Thank you. I read the thread, but I don’t see where they talked about this. They talk about 1:1 leverage, which does not seem like leverage at all.

I think I got you. I think this link gives you a better answer. In case the link doesn’t show, google True Leverage/ DailyForex
Gp
PS The thing about leverage being good or bad is it requires an opinion, the problem is everyone has one. When you’re right, you’re a genius when you’re wrong . . .well

Hi @JoeHershey, as @gp00053 has suggested above… possibly not the space to ask about Leverage and get a non opinionated answer… Everyone will have a different answer and for a very different reason…

TBO, there is no correct answer, it all depends on your trading style and your appetite for risk…The amount of leverage you use does not alter position sizes, wins or loses per say. It only gives you access to more of the Brokers/LP’s funds to trade with…

The theory is that the less leverage you use, the less positions (smaller lots) you are able to place therefore limiting your risk. The downside, it has a limiting effect on how much ground you can cover and a higher risk of a margin call… as you have stated above.

https://www.xm.com/au/forex-calculators/margin#forex-calculator

Above is a Margin Calculator (XM) which may be of help…

Hi,
after reading couple of answer about Leverage and true leverage still i’m confuse. What is the meaning of True leverage. Is both terms are same or not?

Hi Dextor, welcome to this forum.

Here’s a quick primer on forex leverage.

• Actual leverage used

In the first post in this thread, Joe Hershey introduced a term — true leverage — which is not commonly used in the forex business, but we can work with it.

His term (true leverage) refers to actual leverage used in a trade.

For a single position, true leverage is simply the notional value of the position divided by trading capital. Since most small retail traders have all of their trading capital deposited with their brokers, we can say that true leverage is position size divided by account balance.

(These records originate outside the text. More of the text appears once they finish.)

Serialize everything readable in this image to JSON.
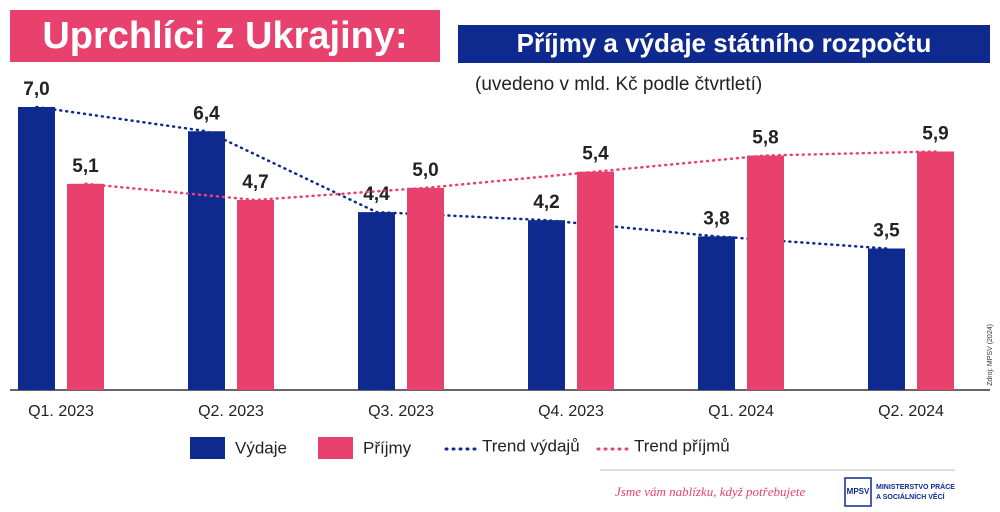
{
  "chart_data": {
    "type": "bar",
    "title": "Uprchlíci z Ukrajiny:",
    "subtitle": "Příjmy a výdaje státního rozpočtu",
    "note": "(uvedeno v mld. Kč podle čtvrtletí)",
    "categories": [
      "Q1. 2023",
      "Q2. 2023",
      "Q3. 2023",
      "Q4. 2023",
      "Q1. 2024",
      "Q2. 2024"
    ],
    "series": [
      {
        "name": "Výdaje",
        "color": "#0e2a8f",
        "values": [
          7.0,
          6.4,
          4.4,
          4.2,
          3.8,
          3.5
        ],
        "value_labels": [
          "7,0",
          "6,4",
          "4,4",
          "4,2",
          "3,8",
          "3,5"
        ],
        "trend": {
          "name": "Trend výdajů"
        }
      },
      {
        "name": "Příjmy",
        "color": "#e8416e",
        "values": [
          5.1,
          4.7,
          5.0,
          5.4,
          5.8,
          5.9
        ],
        "value_labels": [
          "5,1",
          "4,7",
          "5,0",
          "5,4",
          "5,8",
          "5,9"
        ],
        "trend": {
          "name": "Trend příjmů"
        }
      }
    ],
    "source": "Zdroj: MPSV (2024)",
    "footer": {
      "slogan": "Jsme vám nablízku, když potřebujete",
      "logo": "MPSV",
      "ministry": [
        "MINISTERSTVO PRÁCE",
        "A SOCIÁLNÍCH VĚCÍ"
      ]
    }
  }
}
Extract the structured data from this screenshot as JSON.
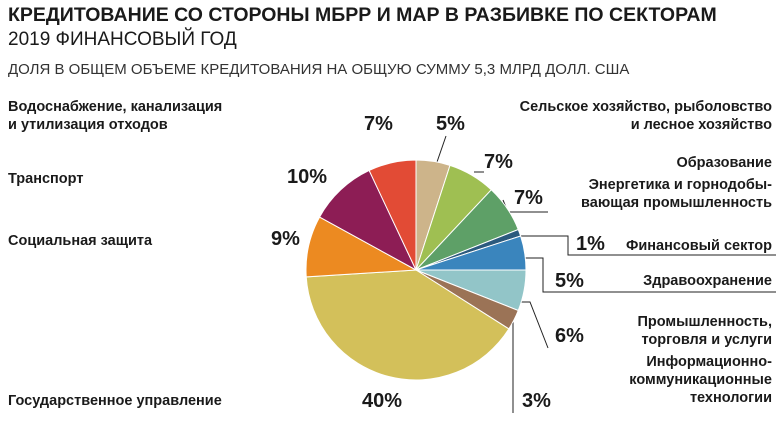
{
  "header": {
    "title": "КРЕДИТОВАНИЕ СО СТОРОНЫ МБРР И МАР В РАЗБИВКЕ ПО СЕКТОРАМ",
    "subtitle": "2019 ФИНАНСОВЫЙ ГОД",
    "caption": "ДОЛЯ В ОБЩЕМ ОБЪЕМЕ КРЕДИТОВАНИЯ НА ОБЩУЮ СУММУ 5,3 МЛРД ДОЛЛ. США"
  },
  "chart_data": {
    "type": "pie",
    "title": "КРЕДИТОВАНИЕ СО СТОРОНЫ МБРР И МАР В РАЗБИВКЕ ПО СЕКТОРАМ",
    "subtitle": "2019 ФИНАНСОВЫЙ ГОД",
    "unit": "%",
    "slices": [
      {
        "label": "Сельское хозяйство, рыболовство и лесное хозяйство",
        "label_lines": [
          "Сельское хозяйство, рыболовство",
          "и лесное хозяйство"
        ],
        "value": 5,
        "pct_label": "5%",
        "color": "#cdb48a"
      },
      {
        "label": "Образование",
        "label_lines": [
          "Образование"
        ],
        "value": 7,
        "pct_label": "7%",
        "color": "#9fbf52"
      },
      {
        "label": "Энергетика и горнодобывающая промышленность",
        "label_lines": [
          "Энергетика и горнодобы-",
          "вающая промышленность"
        ],
        "value": 7,
        "pct_label": "7%",
        "color": "#5ea067"
      },
      {
        "label": "Финансовый сектор",
        "label_lines": [
          "Финансовый сектор"
        ],
        "value": 1,
        "pct_label": "1%",
        "color": "#2b5a7e"
      },
      {
        "label": "Здравоохранение",
        "label_lines": [
          "Здравоохранение"
        ],
        "value": 5,
        "pct_label": "5%",
        "color": "#3a85bd"
      },
      {
        "label": "Промышленность, торговля и услуги",
        "label_lines": [
          "Промышленность,",
          "торговля и услуги"
        ],
        "value": 6,
        "pct_label": "6%",
        "color": "#92c5c8"
      },
      {
        "label": "Информационно-коммуникационные технологии",
        "label_lines": [
          "Информационно-",
          "коммуникационные",
          "технологии"
        ],
        "value": 3,
        "pct_label": "3%",
        "color": "#9b7356"
      },
      {
        "label": "Государственное управление",
        "label_lines": [
          "Государственное управление"
        ],
        "value": 40,
        "pct_label": "40%",
        "color": "#d3c05a"
      },
      {
        "label": "Социальная защита",
        "label_lines": [
          "Социальная защита"
        ],
        "value": 9,
        "pct_label": "9%",
        "color": "#ec8a21"
      },
      {
        "label": "Транспорт",
        "label_lines": [
          "Транспорт"
        ],
        "value": 10,
        "pct_label": "10%",
        "color": "#8d1d55"
      },
      {
        "label": "Водоснабжение, канализация и утилизация отходов",
        "label_lines": [
          "Водоснабжение, канализация",
          "и утилизация отходов"
        ],
        "value": 7,
        "pct_label": "7%",
        "color": "#e24b35"
      }
    ]
  }
}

Example: You open a one-mini-lot position in USD/JPY in your $2,000 account. Your position has a notional value of $10,000 (one mini-lot), which is 5 times the size of your account. True leverage is 5:1, regardless of the 50:1, or 100:1, or 200:1 maximum allowable leverage offered by your broker.

For multiple open positions, the concept of true leverage is a little more complicated, depending on the degree to which your various positions are correlated with one another. If you have positions open in USD/JPY, USD/CAD, and USD/CHF, you are seriously exposed to USD-risk, because your three positions are highly USD-correlated. In this case, you should calculate the total notional value of these 3 positions, and use that total in calculating the true leverage you are using.

Example: One mini-lot each in USD/JPY, USD/CAD, and USD/CHF in your $2,000 account. Your combined positions have a notional value of $30,000 (three mini-lots), which is 15 times the size of your account. True leverage is 15:1.

If your multiple open positions are not correlated in an apparent way, you might be using less true leverage than the example above indicates. However, currency correlations can be subtle and hidden. Therefore, the conservative approach is simply to (1) assume that your multiple open positions are strongly correlated, and (2) use the total notional value of all your open positions to calculate the true leverage you are using (just as was done in the example above).


• Maximum allowable leverage (sometimes called account leverage, offered leverage, or broker leverage)

This is the limit placed on your use of leverage. If your broker offers 50:1 leverage, you could open a position with a notional value 50 times the size of your account – but, don’t do it. Using excessive leverage is one of the main causes of blown accounts.

Think of the maximum allowable leverage offered by your broker as similar to the credit limit on a credit card. If you are prudent in your use of credit, you will never come close to hitting the credit limit on your card. Similarly, if you are prudent in your use of FX leverage, you will never come close to hitting the maximum allowable leverage offered by your broker.

1 Like

its a issue liker that , student and real student . i hope now you will understand the matter.